Germany was maybe not the Netherlands, but it was pretty pillarized prior to Nazism - NSDAP was the first true big-tent party in Germany. The Imperial-era and Weimar-era SPD in particular was much more of a workers' party than the post-1945 SPD.No German never had pillarisation and was much more a industrial society than Netherlands (at least in how the country thought of itself).
What would it even mean to be German without the world wars?
A German nation in pre WWI borders? An 2nd Reich that never ended? A modern federalized constitutional democracy? A communist regime done right or wrong? What about the colonies?
Would such a scenario still include persecution of minorities as it did under the Nazi regime just without the war? Would it include involvement in minor wars if there are no worldwars?

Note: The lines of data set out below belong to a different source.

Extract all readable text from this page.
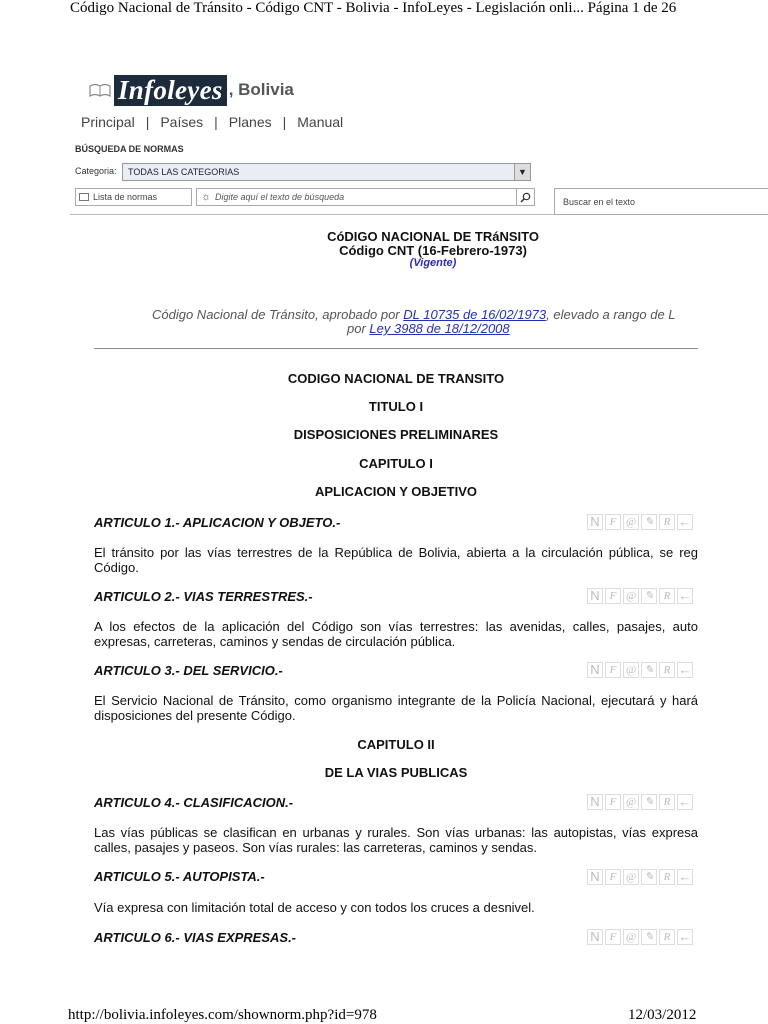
Código Nacional de Tránsito - Código CNT - Bolivia - InfoLeyes - Legislación onli... Página 1 de 26
http://bolivia.infoleyes.com/shownorm.php?id=978	12/03/2012
Infoleyes , Bolivia
Principal | Países | Planes | Manual
BÚSQUEDA DE NORMAS
Categoria:	TODAS LAS CATEGORIAS	▼
Lista de normas	☼ Digite aquí el texto de búsqueda	Buscar en el texto
CóDIGO NACIONAL DE TRáNSITO
Código CNT (16-Febrero-1973)
(Vigente)
Código Nacional de Tránsito, aprobado por DL 10735 de 16/02/1973, elevado a rango de L
por Ley 3988 de 18/12/2008
CODIGO NACIONAL DE TRANSITO
TITULO I
DISPOSICIONES PRELIMINARES
CAPITULO I
APLICACION Y OBJETIVO
ARTICULO 1.- APLICACION Y OBJETO.-	N F @ ✎ R ←
El tránsito por las vías terrestres de la República de Bolivia, abierta a la circulación pública, se reg
Código.
ARTICULO 2.- VIAS TERRESTRES.-	N F @ ✎ R ←
A los efectos de la aplicación del Código son vías terrestres: las avenidas, calles, pasajes, auto
expresas, carreteras, caminos y sendas de circulación pública.
ARTICULO 3.- DEL SERVICIO.-	N F @ ✎ R ←
El Servicio Nacional de Tránsito, como organismo integrante de la Policía Nacional, ejecutará y hará
disposiciones del presente Código.
CAPITULO II
DE LA VIAS PUBLICAS
ARTICULO 4.- CLASIFICACION.-	N F @ ✎ R ←
Las vías públicas se clasifican en urbanas y rurales. Son vías urbanas: las autopistas, vías expresa
calles, pasajes y paseos. Son vías rurales: las carreteras, caminos y sendas.
ARTICULO 5.- AUTOPISTA.-	N F @ ✎ R ←
Vía expresa con limitación total de acceso y con todos los cruces a desnivel.
ARTICULO 6.- VIAS EXPRESAS.-	N F @ ✎ R ←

Most scenarios here and in similar places either like to show what might have happened and have it turn out into a near utopia or a near dystopia, because those are the most interesting bits. A more realistic scenario would be somewhere in between.
The loss of the first World War helped shape the German Republic and the Nazi regime and the horror of the latter helped shape the Germanies that came after that.
Without that pretty much everything is fair game.
Some point to consider though. Germany was the birthplace of Karl Marx and his ideology. Without a WWI Russia would be a lot less likeley to have revolution and Germany might be more likely to have one with perhaps less horrible results.
Germany also had some colonies pre-WWI not many compared to the other European powers, but they had them. The way they acted in those colonies are frequently overlooked, because of the much worse horrors that later happened closer to home and because other western powers aren't exactly in any position to cast the first stone from the inside of their glasshouses, but still, there is no way around the fact, that being a colonial overlord inevitably goes hand in hand with "being the bad guy".
Also the territory of the German empire pre-WWI contained a multitude of people with different languages and cultures from the French in the west to the Poles in the east. Either these gets forcibly repressed and Germanized or the country develops some sort of system where being a citizen of the empire does not automatically equate with speaking a particular language. The first road is an ugly one and the second road is quite difficult and would require reinventing what it means to be German to give everyone something in common. Difficult without some common enemy.
There is also the problem that WWI and WWII are not entirely the reason Germany developed the way it did. Anti-Semitism was a thing long before WWI for example.
Things could go in a multitude of ways. Many of them would include some quite horrible stuff. It would be a mistake to imagine that without the World Wars everything would be perfect of even just better. On the other hand it would be a mistake to somehow fall into the trap of thinking a wars a necessary evil that taught a lessons that needed to be learned.